CAMPIONATOSTORIA DI IERI di Diego AngelinoTOP

ATALANTA-ROMA. “Storia di ieri”, riflessioni del giorno dopo…

di Diego ANGELINO – “3 vittorie su 15 match con le “grandi”: è con questo negativo score che la Roma di Fonseca si presenta domenica nella tana di Gasperini; quale segnale daranno questa volta i giallorossi?”.

Con questo interrogativo c’eravamo lasciati tre giorni fa: penso che la risposta sia purtroppo evidente a tutti.

Sarà che ormai sono trenta gli anni di personale tifo consapevole per la Roma, ma ogni volta di più trovo inconcepibile e inaccettabile non perdere, bensì straperdere.

Ancora una volta la Roma di Fonseca si presta a una figuraccia: davvero poco valore ha dire “però il primo tempo…”. Serve l’insopportabile Gasperini per ricordare una lapalissiana banalità: le partite di minuti ne durano 90’ (e passa).

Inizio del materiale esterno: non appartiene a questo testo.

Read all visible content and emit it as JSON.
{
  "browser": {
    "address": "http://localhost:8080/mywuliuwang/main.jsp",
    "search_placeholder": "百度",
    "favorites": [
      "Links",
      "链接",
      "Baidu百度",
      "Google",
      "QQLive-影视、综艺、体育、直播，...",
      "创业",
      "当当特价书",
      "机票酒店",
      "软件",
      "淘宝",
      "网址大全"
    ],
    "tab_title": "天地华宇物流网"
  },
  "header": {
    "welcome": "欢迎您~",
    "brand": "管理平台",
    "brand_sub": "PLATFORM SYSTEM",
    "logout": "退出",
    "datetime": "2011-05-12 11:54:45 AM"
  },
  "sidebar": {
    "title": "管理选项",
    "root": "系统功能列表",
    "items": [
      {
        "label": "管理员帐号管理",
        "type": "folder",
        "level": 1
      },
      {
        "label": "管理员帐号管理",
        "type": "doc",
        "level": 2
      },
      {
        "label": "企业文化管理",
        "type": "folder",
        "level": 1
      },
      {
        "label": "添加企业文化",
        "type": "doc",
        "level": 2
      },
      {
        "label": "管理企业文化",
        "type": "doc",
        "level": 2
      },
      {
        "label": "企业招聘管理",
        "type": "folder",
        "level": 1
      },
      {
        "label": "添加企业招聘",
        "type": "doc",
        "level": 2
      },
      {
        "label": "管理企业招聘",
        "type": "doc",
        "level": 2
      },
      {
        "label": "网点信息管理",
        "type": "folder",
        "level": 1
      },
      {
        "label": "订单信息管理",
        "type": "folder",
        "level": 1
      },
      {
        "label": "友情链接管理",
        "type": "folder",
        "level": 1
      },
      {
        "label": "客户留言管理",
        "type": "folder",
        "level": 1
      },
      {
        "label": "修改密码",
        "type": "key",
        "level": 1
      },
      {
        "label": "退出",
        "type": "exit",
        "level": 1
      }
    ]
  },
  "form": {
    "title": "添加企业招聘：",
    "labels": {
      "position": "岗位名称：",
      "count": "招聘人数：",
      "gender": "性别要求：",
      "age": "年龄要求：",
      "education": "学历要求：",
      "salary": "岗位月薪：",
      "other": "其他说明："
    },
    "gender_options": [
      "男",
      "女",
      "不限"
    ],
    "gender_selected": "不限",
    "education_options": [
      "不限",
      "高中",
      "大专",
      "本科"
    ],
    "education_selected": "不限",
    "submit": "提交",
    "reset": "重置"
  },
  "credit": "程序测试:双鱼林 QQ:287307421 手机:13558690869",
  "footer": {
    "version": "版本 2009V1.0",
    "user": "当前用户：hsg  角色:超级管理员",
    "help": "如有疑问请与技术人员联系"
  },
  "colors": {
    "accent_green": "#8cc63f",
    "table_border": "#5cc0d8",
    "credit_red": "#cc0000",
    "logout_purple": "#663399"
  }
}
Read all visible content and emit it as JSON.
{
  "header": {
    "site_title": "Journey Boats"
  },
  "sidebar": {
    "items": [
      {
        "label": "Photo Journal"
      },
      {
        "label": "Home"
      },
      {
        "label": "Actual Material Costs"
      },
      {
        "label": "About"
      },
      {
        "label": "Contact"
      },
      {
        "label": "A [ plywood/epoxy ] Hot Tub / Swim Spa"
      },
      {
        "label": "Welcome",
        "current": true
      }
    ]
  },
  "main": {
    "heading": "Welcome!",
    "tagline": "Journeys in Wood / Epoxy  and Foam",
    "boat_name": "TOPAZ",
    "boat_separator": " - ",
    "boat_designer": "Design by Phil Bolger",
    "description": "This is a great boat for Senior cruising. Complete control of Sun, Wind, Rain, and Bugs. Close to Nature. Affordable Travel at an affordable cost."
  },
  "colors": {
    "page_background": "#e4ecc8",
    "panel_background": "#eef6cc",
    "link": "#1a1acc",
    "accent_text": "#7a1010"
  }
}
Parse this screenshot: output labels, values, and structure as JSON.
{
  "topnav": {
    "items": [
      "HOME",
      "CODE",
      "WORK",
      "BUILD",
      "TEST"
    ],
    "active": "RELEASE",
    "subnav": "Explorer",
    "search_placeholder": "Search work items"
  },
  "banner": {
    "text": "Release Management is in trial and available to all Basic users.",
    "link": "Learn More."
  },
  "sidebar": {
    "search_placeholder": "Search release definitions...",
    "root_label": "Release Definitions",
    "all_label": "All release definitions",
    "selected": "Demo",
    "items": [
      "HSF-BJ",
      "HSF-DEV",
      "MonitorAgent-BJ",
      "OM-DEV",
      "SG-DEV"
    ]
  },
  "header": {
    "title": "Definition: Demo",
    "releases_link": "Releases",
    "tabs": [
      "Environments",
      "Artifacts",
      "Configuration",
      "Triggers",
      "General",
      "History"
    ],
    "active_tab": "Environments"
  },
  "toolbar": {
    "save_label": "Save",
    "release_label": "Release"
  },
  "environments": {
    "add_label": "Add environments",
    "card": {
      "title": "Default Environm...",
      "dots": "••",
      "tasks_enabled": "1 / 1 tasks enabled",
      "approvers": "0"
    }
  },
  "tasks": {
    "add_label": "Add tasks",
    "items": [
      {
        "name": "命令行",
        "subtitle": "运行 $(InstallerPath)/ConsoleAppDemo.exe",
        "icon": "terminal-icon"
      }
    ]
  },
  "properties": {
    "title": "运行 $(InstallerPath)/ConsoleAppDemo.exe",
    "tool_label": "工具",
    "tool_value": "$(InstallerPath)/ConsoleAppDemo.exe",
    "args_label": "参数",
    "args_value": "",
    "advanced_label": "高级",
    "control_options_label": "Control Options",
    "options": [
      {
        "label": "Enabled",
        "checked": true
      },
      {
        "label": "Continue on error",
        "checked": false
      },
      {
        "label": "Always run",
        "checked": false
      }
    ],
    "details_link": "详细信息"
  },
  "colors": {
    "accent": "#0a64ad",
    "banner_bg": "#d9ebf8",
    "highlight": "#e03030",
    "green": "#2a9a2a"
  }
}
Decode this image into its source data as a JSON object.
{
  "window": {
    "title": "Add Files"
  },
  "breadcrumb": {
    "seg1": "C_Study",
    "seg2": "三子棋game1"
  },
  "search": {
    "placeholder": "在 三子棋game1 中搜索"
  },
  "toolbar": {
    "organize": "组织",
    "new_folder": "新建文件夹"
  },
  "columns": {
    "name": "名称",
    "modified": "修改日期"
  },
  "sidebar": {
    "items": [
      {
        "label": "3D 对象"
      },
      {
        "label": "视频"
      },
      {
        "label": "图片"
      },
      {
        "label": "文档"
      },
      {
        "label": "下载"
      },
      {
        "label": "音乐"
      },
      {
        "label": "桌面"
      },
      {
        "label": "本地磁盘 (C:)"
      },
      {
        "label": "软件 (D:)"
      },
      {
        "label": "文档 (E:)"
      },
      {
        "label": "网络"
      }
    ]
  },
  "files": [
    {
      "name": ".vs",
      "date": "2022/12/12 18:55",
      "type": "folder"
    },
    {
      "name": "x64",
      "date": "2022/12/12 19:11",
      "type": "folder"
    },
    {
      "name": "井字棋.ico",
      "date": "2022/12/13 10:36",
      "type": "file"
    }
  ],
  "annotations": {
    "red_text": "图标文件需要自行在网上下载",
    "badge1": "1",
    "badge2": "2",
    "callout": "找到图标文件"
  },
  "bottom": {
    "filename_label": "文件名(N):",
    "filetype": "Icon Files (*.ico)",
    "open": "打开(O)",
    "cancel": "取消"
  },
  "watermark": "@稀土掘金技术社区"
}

Prima frazione, vero, di ottima fattura. Squadra che trova subito il vantaggio, fa densità, è attenta a togliere spazi all’insidioso avversario. Praticamente come nelle ultime due occasioni in cui la Roma ha giocato a Bergamo.

L’occasione di Spinazzola avrebbe potuto indirizzare diversamente la partita? Del senno di poi… Stona, nei primi 45’, la prova sottotono di Pedro. Sarà che Mkhitaryan è dappertutto e sempre decisivo (ennesimo assist): lo spagnolo appare forse ancora più opaco. Nessun dramma, capita: ci sono 5 cambi a dispozione…

Villar dentro e Pellegrini più alto? Cristante per fare legna? Qualche opzione, anche se non parliamo di Falcao e Ancelotti, si può trovare. Invece, nulla. “Pensavo continuassimo come il primo tempo” dirà Fonseca, salvo poi dare dei “ragazzini” ai suoi per l’atteggiamento della ripresa.

La qualità di Ilicic è nota, così come la sua discontinuità e il suo non essere un cuor di leone. Ma se lo lasci da solo, completamente da solo, o ti fai puntate contrastandolo col “piedino”, fa quello che gli pare (vedi anche rete di Politano nel 4-0 di Napoli). Sì, perché il primo cambio della Roma, già freddata da Zapata, è quello obbligato di Spinazzola. Il sostituto è Calafiori: entra Bruno Peres.

Inutile dire che, poco dopo, il calciatore sloveno crossa in solitaria – Bruno Peres marca con attenzione la linea dell’area di rigore – un pallone dove Mirante va a vuoto mentre Karsdorp – esattamente come nel 3-3 del 2019 con Castagne – guarda ammirato lo stacco di Gosens.

La partita che aveva da tempo preso una piega chiara – rotta solo da un’iniziativa estemporanea di Veretout – finisce lì. Ma puoi perdere solo 2-1: conta anche la differenza reti negli scontri diretti. Dai, che ora arrivano i cambi! Fonseca non si era lamentato delle partite ravvicinate? Nulla: tocca attendere il 3-1 – Veretout, stremato, sbaglia malamente ma è circondato da 4 avversari – per vedere entrare, non si capisce a quel punto perché, Cristante.

Così, come fosse un orchestrale del Titanic, Fonseca resta immobile al suo posto, non intervenendo per evitare o limitare ciò che tutti stavamo vedendo. O, davvero, vogliamo ancora pensare che appena 3 vittorie su 16 con le grandi dipendano esclusivamente dagli errori dei singoli?